Every day exaggeration? With sporting scenes? And no plot? WHERE DO I SIGN

I guess it also contains dressed-up dogs who keep other naked dogs as pets.

The hero of the work is "Fine Billy" who is fine indeed.
Nature had favoured Billy's pretensions in the lady-killing way. In person he was above the middle height, five feet eleven or so, slim and well-proportioned, with a finely-shaped head and face, fair complexion, light brown hair, laughing blue eyes, with long lashes, good eyebrows, regular pearly teeth and delicately pencilled moustache. Whiskers he did not aspire to. In the dress department he was ably assisted by his mother, a lady of very considerable taste, who not only fashioned his clothes but his mind.
This Victorian epitome of a "good catch" sounds to me like a mincing tranny.

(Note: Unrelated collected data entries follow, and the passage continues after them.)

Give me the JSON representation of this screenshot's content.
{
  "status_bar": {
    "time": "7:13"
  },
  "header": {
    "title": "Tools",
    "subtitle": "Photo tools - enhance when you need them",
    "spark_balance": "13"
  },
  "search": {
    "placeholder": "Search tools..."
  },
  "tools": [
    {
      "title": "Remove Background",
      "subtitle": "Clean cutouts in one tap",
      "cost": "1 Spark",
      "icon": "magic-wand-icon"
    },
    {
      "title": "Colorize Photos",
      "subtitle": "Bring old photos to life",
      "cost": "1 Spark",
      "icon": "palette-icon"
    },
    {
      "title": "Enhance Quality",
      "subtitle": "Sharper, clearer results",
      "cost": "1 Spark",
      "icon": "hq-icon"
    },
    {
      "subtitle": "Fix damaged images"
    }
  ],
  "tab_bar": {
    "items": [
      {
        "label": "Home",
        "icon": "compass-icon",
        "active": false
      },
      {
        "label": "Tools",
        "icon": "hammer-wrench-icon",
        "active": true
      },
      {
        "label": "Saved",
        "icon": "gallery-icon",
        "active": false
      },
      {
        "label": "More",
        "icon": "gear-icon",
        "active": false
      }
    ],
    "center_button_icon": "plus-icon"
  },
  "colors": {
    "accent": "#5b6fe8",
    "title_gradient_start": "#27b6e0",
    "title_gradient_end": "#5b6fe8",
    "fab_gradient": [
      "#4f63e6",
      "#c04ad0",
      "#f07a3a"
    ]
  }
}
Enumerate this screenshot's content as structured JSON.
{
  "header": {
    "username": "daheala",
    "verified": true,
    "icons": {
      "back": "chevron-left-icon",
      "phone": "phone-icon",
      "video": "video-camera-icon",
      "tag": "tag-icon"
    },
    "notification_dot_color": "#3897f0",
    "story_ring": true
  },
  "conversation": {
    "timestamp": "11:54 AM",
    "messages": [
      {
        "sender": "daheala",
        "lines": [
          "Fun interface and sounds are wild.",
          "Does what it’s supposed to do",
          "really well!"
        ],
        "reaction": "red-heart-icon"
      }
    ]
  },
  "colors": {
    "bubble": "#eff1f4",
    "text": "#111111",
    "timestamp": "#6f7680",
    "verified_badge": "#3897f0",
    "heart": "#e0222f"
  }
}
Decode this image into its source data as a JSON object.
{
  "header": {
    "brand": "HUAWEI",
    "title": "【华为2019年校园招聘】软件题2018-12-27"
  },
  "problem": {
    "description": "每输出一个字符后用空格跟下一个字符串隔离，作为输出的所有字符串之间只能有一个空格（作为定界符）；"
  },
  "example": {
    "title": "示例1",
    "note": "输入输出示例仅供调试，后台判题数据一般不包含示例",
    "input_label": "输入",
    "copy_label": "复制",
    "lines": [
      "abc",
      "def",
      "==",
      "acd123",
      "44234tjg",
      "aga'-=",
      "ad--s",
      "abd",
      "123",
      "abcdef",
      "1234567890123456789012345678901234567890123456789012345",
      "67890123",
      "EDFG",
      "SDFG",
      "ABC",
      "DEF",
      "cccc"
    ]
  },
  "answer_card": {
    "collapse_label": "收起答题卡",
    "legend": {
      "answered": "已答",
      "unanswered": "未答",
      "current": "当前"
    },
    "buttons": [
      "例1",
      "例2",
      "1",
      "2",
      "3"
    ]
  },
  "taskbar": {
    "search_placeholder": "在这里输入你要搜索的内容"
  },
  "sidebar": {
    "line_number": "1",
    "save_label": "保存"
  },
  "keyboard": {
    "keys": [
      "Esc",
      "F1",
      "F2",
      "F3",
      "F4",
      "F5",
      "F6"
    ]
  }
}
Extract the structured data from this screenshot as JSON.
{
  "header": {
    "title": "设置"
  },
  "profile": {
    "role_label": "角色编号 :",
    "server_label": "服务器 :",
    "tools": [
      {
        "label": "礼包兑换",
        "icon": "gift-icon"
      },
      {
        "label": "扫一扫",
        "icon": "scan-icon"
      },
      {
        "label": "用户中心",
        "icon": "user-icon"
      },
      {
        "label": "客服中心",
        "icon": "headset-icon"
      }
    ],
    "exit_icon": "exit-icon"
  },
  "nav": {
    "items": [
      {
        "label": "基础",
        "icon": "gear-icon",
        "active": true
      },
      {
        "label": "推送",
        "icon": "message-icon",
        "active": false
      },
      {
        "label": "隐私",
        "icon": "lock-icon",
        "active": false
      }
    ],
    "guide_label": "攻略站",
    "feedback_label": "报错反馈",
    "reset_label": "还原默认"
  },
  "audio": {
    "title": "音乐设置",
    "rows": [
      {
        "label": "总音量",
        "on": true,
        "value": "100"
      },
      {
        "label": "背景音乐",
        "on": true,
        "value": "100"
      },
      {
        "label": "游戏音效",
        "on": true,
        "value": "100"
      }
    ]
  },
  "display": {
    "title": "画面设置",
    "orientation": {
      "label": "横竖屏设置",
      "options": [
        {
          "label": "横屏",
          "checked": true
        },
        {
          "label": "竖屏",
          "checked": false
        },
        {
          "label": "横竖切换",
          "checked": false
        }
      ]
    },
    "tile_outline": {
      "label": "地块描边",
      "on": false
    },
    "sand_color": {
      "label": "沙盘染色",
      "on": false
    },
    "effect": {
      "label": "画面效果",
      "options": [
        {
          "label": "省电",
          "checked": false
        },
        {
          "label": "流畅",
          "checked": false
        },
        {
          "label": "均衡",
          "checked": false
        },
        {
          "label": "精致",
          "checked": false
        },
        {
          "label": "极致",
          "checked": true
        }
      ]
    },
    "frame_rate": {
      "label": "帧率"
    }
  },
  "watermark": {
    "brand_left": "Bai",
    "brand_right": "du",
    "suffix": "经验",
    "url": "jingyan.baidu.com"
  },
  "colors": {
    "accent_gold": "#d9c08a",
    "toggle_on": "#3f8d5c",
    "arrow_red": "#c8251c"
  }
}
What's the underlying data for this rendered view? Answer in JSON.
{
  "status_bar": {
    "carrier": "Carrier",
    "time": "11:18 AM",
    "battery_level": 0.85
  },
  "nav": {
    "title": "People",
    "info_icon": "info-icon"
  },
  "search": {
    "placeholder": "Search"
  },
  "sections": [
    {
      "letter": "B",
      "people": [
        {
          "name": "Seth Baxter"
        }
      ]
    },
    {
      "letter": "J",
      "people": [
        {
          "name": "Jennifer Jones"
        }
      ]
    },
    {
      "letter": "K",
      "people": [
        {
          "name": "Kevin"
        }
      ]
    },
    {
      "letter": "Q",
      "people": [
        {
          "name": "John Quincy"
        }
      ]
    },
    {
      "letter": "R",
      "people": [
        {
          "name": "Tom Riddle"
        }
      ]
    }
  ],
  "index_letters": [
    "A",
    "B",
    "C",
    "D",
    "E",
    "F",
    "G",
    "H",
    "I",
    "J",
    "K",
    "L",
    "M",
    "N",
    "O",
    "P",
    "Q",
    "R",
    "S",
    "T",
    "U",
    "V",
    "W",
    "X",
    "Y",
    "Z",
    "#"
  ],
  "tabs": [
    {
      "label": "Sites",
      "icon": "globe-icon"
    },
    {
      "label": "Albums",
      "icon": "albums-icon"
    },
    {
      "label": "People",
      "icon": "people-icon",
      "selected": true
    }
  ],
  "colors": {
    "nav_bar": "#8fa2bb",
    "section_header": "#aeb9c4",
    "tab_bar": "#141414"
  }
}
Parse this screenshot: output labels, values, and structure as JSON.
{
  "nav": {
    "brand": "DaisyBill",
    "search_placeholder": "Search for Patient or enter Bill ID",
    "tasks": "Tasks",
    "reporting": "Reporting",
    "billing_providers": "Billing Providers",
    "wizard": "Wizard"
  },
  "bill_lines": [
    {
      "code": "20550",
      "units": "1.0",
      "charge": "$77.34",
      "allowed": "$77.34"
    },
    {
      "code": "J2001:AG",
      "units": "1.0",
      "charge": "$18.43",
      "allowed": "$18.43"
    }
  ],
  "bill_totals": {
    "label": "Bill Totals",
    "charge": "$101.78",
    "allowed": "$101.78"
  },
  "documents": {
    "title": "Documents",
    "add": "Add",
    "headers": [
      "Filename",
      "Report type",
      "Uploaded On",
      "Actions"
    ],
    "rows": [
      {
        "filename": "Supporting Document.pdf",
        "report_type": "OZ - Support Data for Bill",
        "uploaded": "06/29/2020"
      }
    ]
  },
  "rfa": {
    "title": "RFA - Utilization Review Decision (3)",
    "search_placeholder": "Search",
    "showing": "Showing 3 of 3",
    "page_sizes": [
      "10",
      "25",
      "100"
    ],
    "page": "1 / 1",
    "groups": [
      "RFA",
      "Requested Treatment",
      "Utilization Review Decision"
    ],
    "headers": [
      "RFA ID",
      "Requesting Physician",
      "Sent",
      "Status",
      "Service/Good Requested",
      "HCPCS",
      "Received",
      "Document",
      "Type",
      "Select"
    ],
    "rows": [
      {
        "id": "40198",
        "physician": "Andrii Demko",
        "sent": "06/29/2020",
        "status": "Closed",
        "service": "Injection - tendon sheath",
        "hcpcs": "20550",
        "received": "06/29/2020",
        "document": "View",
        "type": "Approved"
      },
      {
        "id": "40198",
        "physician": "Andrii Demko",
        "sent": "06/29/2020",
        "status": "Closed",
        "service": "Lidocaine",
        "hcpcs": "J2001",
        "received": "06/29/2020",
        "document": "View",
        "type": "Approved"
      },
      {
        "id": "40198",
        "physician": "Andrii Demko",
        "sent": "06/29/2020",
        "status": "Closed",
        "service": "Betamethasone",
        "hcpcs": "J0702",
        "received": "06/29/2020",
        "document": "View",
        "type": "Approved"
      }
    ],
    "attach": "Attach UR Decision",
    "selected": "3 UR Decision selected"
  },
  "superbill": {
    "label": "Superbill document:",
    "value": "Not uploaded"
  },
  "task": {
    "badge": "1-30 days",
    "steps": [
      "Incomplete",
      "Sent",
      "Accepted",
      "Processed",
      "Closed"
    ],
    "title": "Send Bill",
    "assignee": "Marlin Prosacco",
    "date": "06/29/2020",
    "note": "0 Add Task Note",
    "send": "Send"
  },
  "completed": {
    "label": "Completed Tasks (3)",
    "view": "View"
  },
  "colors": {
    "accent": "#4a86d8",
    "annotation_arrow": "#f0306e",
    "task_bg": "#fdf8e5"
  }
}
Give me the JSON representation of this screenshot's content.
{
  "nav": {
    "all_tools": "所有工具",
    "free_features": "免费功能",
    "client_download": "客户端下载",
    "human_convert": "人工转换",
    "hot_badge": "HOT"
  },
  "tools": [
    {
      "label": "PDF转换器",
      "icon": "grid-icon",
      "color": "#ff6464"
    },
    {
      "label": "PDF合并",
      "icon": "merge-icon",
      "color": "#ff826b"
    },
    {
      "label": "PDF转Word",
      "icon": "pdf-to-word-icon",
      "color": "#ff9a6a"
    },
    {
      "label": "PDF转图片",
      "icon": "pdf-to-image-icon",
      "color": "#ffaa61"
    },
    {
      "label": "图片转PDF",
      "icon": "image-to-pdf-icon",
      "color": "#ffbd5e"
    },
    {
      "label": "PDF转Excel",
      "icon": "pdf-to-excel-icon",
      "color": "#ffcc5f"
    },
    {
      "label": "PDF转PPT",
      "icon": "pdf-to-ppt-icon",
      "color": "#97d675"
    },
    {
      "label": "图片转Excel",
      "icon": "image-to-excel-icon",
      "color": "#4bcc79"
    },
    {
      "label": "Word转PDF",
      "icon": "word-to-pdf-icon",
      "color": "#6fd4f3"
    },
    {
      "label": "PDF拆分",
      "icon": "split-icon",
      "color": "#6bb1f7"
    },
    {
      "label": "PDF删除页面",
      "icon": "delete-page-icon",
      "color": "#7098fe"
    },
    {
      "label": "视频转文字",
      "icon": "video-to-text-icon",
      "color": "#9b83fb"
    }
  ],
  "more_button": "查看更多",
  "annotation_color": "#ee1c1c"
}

But what can I say, the ladies clearly love him.

The book is basically sex interspersed with fox-hunting, and as such represents a certain strain of Victorian culture; provinical, boisterous and pseudo-aristocratic.

This picture is excellent, firstly and most obviously because of her coy pose, but also because to the Victorian mind a plump, jolly older gentleman proposing to a young lady without even bothering to put down his glass of whisky says nothing other than "excellent match". Quite right, too.

I don't even know what the hell this is supposed to be.